Diary of Gideon Welles: Monday, July 25, 1864

There has been a little ferment in military circles, as newspaper correspondents write. Blair told me a few days since that Cutts came on his steps to sympathize and express his regret that the vandals should have burnt his (Blair's) house. Blair said that nothing better could be expected while poltroons and cowards had the management of military affairs. Cutts left abruptly. I now hear it stated that General Halleck reported the remark to Stanton, and Stanton forwarded Halleck's letter to the President, who remarked that men would speak their minds freely in this country. I have no idea that either Halleck or Stanton will press the subject farther. It would please Blair, I think, if they would.

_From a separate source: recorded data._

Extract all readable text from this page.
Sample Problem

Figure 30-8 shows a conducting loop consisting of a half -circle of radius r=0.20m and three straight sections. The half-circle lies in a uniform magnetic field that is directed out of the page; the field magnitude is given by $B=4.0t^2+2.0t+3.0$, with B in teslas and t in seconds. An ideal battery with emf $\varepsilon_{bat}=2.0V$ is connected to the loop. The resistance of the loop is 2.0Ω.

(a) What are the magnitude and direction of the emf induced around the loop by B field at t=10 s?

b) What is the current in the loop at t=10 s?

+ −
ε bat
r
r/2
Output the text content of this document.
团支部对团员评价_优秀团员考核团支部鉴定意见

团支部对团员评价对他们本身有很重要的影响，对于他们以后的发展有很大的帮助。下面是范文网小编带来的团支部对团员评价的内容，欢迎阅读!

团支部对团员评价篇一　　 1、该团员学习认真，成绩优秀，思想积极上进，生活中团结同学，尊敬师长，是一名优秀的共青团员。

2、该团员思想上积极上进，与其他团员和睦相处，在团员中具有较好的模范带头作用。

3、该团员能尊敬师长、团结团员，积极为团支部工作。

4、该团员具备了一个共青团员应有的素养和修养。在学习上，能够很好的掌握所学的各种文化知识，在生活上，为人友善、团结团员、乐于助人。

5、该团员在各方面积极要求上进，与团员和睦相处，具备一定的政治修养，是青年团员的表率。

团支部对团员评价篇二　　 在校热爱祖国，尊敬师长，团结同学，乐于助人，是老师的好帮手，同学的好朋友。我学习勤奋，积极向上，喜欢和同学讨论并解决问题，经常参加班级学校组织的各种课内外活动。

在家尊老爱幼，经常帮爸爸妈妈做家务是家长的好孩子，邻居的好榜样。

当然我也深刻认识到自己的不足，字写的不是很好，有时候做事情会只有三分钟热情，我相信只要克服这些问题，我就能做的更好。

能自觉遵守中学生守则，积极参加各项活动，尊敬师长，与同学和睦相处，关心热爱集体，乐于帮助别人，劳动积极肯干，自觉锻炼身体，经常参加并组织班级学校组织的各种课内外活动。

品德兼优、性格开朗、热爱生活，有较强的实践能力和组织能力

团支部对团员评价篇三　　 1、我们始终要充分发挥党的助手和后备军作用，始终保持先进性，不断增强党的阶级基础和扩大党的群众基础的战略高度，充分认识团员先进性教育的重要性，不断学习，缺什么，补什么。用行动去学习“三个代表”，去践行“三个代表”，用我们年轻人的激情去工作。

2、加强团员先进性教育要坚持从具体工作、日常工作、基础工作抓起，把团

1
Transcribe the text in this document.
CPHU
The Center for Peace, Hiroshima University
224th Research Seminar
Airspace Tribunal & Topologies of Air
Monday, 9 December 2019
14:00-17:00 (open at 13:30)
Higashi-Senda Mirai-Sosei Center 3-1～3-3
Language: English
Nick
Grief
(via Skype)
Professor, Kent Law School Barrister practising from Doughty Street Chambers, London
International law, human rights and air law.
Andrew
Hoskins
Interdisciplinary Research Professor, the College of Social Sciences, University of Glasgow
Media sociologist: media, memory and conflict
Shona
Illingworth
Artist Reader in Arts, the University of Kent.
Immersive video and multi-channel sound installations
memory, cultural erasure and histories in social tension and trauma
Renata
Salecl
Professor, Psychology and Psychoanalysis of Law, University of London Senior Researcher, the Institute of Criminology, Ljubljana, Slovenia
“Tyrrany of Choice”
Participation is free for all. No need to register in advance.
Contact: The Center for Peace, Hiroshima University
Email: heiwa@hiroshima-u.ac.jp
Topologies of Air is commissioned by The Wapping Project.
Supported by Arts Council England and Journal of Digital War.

Mr. Solicitor Whiting spent an hour at my house last evening. The principal topic of discussion was that of Reconstruction. He maintains that the States which have seceded have no rights, - that they cannot resume position in the Union without consent, and the formation of a new constitution in each which excludes slavery. I denied the right of Congress to impose that condition on a State, like North Carolina for instance, and insisted that the States must be equal in political rights, — that if Massachusetts or any of the old States reserved and retained that power, it belonged as well to North Carolina. An amendment of the Constitution would be necessary abolishing slavery in all. Without meeting that point, he expressed a disbelief in the reserved right of Massachusetts on that subject. He denied that a majority, or the whole people, of North Carolina could establish or re√ęstablish a government and continue to be or to become a member of the Union after having been in rebellion, except by consent or permission. “Then," said I, "you recognize the right and the fact of secession.” This he was unwilling to admit, but dwelt on international law, belligerent attitudes, and matters outside of the Constitution to punish States inside. I asked what he would do with loyal citizens in Rebel States, those who had never borne arms or done any act to forfeit their allegiance, men like John Minor Botts or Andrew Johnson, for instance. He maintained that being in States that rebelled they were to be treated like the Rebels.

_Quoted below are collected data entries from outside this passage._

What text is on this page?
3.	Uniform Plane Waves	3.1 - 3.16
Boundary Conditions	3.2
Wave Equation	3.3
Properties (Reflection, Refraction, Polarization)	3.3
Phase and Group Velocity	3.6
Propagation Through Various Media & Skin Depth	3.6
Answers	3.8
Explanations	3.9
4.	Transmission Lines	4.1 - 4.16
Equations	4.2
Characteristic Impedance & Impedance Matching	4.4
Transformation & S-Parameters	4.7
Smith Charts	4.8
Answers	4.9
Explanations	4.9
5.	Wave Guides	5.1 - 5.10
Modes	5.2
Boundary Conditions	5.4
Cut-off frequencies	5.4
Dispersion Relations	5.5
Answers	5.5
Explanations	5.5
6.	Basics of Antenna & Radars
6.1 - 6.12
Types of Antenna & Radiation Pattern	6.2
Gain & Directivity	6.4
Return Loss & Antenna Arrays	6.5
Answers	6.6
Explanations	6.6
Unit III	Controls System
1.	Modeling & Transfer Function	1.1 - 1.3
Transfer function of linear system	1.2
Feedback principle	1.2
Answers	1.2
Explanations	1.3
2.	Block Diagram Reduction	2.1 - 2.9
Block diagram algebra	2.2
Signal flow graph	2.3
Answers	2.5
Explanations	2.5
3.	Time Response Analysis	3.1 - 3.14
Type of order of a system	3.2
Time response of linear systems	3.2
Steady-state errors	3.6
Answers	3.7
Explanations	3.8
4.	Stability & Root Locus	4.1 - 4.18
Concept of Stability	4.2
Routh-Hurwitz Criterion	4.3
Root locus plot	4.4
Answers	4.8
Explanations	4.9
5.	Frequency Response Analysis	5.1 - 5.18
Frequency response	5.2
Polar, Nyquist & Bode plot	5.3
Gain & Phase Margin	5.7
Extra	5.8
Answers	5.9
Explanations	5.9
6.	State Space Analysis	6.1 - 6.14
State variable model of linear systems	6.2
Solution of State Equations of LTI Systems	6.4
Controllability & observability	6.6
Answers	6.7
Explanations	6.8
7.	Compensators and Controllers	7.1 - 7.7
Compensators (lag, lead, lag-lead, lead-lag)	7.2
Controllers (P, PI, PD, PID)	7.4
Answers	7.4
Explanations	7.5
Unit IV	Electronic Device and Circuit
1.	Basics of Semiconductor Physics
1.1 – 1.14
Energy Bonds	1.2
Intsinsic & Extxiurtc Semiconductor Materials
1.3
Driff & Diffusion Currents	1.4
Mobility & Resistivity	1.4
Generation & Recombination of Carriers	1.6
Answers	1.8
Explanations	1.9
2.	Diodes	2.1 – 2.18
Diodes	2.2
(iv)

Solicitor Whiting is self-sufficient but superficial, with many words, some reading, but no very sound or well-founded political views. Yet he considers himself a pater conscriptus, a teacher learned in the law and wise on the subject of government. Seward consults him, and Stanton uses him. He writes letters and opinions to order, gets up pamphlets; is serving without pay, and is careful to tell that fact. One of these years, sooner or later, let no one be surprised to find all his services fully compensated. Men who profess to serve the government gratuitously are usually better paid than others.

Met General Emory at Blair's. Has just come in from pursuit of the raiders, without overtaking them. Had quite a talk concerning matters on the Red River and our disaster there. He gives an interesting detail. Tells the old story of a multitude of fussy men who accompanied Banks with little carpet-bags filled with greenbacks, etc.

Donald McKay publishes a letter defending the Navy Department from newspaper attacks on the subject of the monitors. It is very well done and unexpected. The Evening Post publishes it, and so does the Times copy it, but not yet the Tribune.

Blair is sore and vexed because the President frequently makes a confidant and adviser of Seward, without consulting the rest of the Cabinet. I told him this had been the course from the beginning; Seward and Chase had each striven for the position of Special Executive Counsel; that it had apparently been divided between them, but Seward had outgeneraled or outintrigued Chase. The latter was often consulted when others were not, but often he was not aware of things which were intrusted to Seward (who was superserviceable) and managed by him.